BEIRUT: Lebanon’s budget deficit for 2010 slipped slightly by LL57 billion ($38 million) to reach 25.78 percent of spending, or LL4.405 trillion, compared to 25.99 percent, or LL4.462 trillion, in 2009, the Finance Ministry said Thursday.
The primary surplus, excluding the cost of debt servicing, rose by LL188 billion to LL1.813 trillion.
But analysts say that the deficit could have been much bigger last year had the Finance Ministry allocated billions of dollars to the Energy and Water Ministry and other ministries to carry out vital projects.
The Finance Ministry has been allocating most of the budget to cover the cost of debt servicing and the salaries of government employees.
Caretaker Finance Minister Raya Haffar Hassan has repeatedly said that March 8 ministers and deputies have blocked the endorsement of the 2010 and 2011 budgets under different pretenses thereby delaying the allocation of funds to other ministries.
Reducing the public debt still remains the biggest challenge to the government despite the decline of the debt-to-GDP ratio from 185 percent five years ago to 134 percent.
Still, Lebanon’s public debt is one of the largest debt-to-GDP ratios in the world and this has prompted rating agencies to warn about the high public debt exposures to the Lebanese banks, which hold most of the government’s treasury bills and Eurobonds.
Total government expenditures in 2010 reached LL17.89 trillion compared to LL17.167 trillion in 2009.
Total spending, excluding the cost of debt servicing, reached LL10.871 trillion compared to LL11.080 trillion in 2009. Total cost of debt servicing in 2010 stood at LL6.218 trillion compared to LL6.087 trillion in 2009.
Total government revenues in 2010 fell to LL12.684 trillion compared to LL12.705 trillion in 2009.
Customs revenues in 2010 stood at LL2.801 trillion compared to LL2.663 trillion in 2009, an increase of LL137.889 billion.
Value Added Tax proceeds reached LL3.193 trillion compared to LL2.888 trillion in 2009, an increase of LL304.435 billion.
Non-tax revenues, such as revenues from the telecom sector, fell to LL2.042 trillion in 2010 compared to LL3.069 trillion in 2009.
The Finance Ministry said that allocations to Electricite du Liban fell to LL9.011 trillion in 2010 compared to LL9.200 trillion in 2009, a drop of LL188.603 trillion.
Hassan and other ministers say that EDL is depleting the resources of the Cabinet and for this reason they have called on the government to find a radical solution to this sector.

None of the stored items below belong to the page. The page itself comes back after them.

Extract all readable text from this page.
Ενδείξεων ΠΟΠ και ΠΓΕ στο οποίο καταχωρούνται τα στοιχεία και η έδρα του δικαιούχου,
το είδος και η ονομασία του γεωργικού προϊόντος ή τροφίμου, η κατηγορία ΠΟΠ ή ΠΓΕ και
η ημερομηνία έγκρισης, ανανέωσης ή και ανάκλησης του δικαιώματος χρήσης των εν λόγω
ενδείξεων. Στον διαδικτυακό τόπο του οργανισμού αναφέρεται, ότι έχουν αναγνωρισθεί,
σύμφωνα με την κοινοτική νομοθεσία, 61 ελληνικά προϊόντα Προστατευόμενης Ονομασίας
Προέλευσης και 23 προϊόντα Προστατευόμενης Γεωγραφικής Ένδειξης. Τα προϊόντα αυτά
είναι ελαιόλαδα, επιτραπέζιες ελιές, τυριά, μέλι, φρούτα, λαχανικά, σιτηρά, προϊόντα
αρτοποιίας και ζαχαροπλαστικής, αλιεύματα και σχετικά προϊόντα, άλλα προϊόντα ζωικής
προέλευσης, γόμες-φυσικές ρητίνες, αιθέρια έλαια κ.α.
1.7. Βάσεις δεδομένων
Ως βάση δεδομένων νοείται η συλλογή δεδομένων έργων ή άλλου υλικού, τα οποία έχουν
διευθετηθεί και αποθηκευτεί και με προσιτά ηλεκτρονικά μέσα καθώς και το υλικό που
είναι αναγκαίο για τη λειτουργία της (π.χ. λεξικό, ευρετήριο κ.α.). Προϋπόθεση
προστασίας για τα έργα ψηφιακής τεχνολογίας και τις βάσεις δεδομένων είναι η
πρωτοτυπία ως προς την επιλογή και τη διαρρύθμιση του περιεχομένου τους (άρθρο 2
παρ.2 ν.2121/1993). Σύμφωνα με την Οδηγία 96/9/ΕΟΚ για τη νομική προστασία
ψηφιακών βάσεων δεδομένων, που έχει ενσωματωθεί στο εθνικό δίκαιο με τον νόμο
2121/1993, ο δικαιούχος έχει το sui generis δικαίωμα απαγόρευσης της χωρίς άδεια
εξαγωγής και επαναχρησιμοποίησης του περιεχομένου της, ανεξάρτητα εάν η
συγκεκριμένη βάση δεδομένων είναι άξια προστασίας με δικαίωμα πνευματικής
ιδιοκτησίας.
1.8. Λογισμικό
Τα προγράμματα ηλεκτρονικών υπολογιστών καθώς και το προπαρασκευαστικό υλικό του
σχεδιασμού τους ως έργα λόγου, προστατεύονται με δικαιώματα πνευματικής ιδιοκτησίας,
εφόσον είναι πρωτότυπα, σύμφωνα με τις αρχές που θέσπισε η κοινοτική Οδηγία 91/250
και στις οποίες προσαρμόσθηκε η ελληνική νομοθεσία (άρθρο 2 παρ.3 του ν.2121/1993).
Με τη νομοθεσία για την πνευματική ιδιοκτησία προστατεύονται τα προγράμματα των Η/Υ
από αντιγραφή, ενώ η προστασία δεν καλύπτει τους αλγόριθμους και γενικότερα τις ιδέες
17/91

Most of the allocations to EDL are channeled to cover the cost of fuel oil to operate most of the country’s aging power plants.
A senior Merril Lynch executive told The Daily Star earlier that it would be very difficult for Lebanon to reduce the budget deficit unless a unity government is formed soon to take proper measures to fix the fiscal imbalance.
He added that the public debt is an enduring problem in Lebanon and this could have a negative impact on the country’s foreign currency reserves.